Monday, Mar. 08, 1943
Town Hall
Outsiders frequently wonder why Cleveland is more international-minded than most Midwest cities. Clevelanders know the answer--the educational influence of their city's Foreign Affairs Council. Last fortnight it formally changed its name to Council on World Affairs.
Godfather of the Foreign Affairs Council was Cleveland's famed adopted son, Newton Diehl Baker. In 1923 he helped launch it as the Council for the Prevention of War, watched it lead a haphazard existence until 1934. Then, to an earnest, handsome young man of 34 who was teaching foreign affairs at Yale, he wrote: "The problem we are interested in is . . . that form of adult education about foreign and national affairs which will be so consecutive, continuous and disinterested as to make the whole people . . . conscious at the same time of the same set of facts. . . . Instead of having the life of our nation imperiled by the possibility of emotional response to inflammatory impulses, we would have that ideal of democracy, an informed public opinion. . . ."
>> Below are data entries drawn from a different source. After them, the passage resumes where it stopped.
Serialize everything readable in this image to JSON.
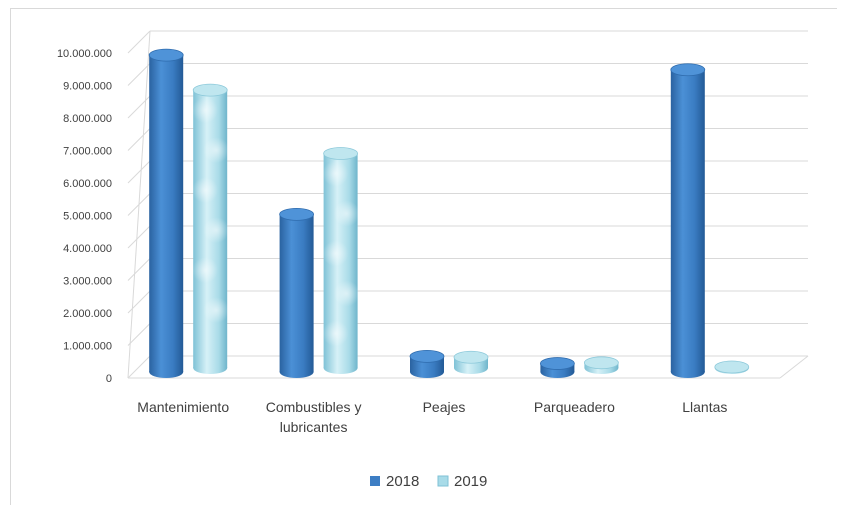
{
  "chart_data": {
    "type": "bar",
    "title": "",
    "xlabel": "",
    "ylabel": "",
    "ylim": [
      0,
      10000000
    ],
    "yticks": [
      0,
      1000000,
      2000000,
      3000000,
      4000000,
      5000000,
      6000000,
      7000000,
      8000000,
      9000000,
      10000000
    ],
    "ytick_labels": [
      "0",
      "1.000.000",
      "2.000.000",
      "3.000.000",
      "4.000.000",
      "5.000.000",
      "6.000.000",
      "7.000.000",
      "8.000.000",
      "9.000.000",
      "10.000.000"
    ],
    "categories": [
      [
        "Mantenimiento"
      ],
      [
        "Combustibles y",
        "lubricantes"
      ],
      [
        "Peajes"
      ],
      [
        "Parqueadero"
      ],
      [
        "Llantas"
      ]
    ],
    "series": [
      {
        "name": "2018",
        "values": [
          9750000,
          4850000,
          480000,
          260000,
          9300000
        ],
        "color": "#3d7ec4"
      },
      {
        "name": "2019",
        "values": [
          8550000,
          6600000,
          330000,
          160000,
          30000
        ],
        "color": "#9fd6e6"
      }
    ],
    "grid": true,
    "legend_position": "bottom",
    "style": "3d-cylinder"
  }
}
Young Man from Yale. Baker's letter was the catalyst that changed the limping, directionless Council into the powerful educational instrument it is today. To Cleveland came the young instructor from Yale--Brooks Emeny, the Council's present director. Graduated from Princeton in 1924, Emeny selected diplomacy as a career, studied abroad for three years as a Carnegie Fellow in international law.
When Emeny took over the Council in 1935 it had 350 members, 90% of whom were women. Its activities consisted of four luncheon meetings a year, with an average attendance of 100. Today's figures: more than 3,500 members (about half of them men), weekly meetings, an average attendance of from 500 to 1,000. Speakers who have addressed the Council and answered open-forum questions resemble a walking Who's Who of international affairs --China's Dr. Hu Shih, Under Secretary of State Sumner Welles, former Ambassador to Japan Joseph C. Grew, Peru's Dr. Alberto Arca-Parro, a host of others.
Slender, dark-haired Brooks Emeny's restrained manner conceals a burning intensity of purpose. Married to the former Winifred Rockefeller (granddaughter of William Rockefeller, brother of John D.), he lives unostentatiously in swankily suburban Shaker Heights, firmly believes that 40 councils like Cleveland's could knock isolationism into a cocked hat.